Iran and the P5+1 group -- Russia, China, France, Britain, the US and Germany – are negotiating in Vienna to work out a final agreement aimed at ending the longstanding Western dispute over the Islamic Republic's civilian nuclear work.

Russian Foreign Minister Sergei Lavrov said on Tuesday he believes that an agreement to resolve the 13-year issue is 'within reach'.

The nuclear negotiations are 'progressing in a positive direction. There remain questions, mostly regarding procedural issues rather than technical,' said Lavrov, who joined the talks in Vienna earlier in the day.

'We have all reason to believe that results are within reach,' Lavrov told Russian television after meeting US Secretary of State John Kerry.

Earlier on Tuesday, Iranian Foreign Minister Mohammad Javad Zarif returned to in the Austrian capital following consultations with officials in Tehran.

He said the talks between Tehran and the six world powers have reached a "very sensitive" phase.

"The only agreement that the Iranian nation will accept is a just and balanced deal based on the national dignity and the rights of the Iranian people,' he added.

"All the Iranian officials have said they are ready for rational and wise negotiations,' he continued.

He emphasized that a final deal should be in accordance with the parameters of an agreement reached between the two sides in the Swiss city of Lausanne on April 2.

If a final deal is reached, it would lift all nuclear-related sanctions imposed against the Islamic Republic in exchange for certain steps Tehran will take with regard to its nuclear program.

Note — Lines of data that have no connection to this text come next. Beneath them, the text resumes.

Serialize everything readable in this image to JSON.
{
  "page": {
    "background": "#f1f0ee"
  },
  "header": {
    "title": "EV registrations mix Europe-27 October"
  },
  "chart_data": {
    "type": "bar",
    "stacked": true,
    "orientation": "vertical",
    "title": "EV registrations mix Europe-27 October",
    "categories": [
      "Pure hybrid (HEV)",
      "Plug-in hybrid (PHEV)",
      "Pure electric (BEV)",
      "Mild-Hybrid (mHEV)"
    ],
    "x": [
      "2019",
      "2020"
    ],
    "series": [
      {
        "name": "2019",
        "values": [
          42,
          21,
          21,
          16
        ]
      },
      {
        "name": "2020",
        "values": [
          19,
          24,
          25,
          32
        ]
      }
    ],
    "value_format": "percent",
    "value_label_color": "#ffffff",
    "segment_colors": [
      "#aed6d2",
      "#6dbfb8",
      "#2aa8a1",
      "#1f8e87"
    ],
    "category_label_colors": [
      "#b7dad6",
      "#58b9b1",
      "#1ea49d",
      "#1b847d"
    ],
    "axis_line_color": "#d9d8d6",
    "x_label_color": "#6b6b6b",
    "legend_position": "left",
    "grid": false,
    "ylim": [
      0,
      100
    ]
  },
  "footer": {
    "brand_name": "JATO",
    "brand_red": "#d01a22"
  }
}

The so-called Iran nuclear crisis is a "myth" and a "lie," Dr. Kevin Barrett, an American scholar in Wisconsin, wrote in an article published by Press TV on April 6.

"That lie was meticulously constructed by neoconservative Zionists to serve their interests, according to their philosophy of governance, which worships big lies and views truth-speaking as dangerous to society," Barrett wrote.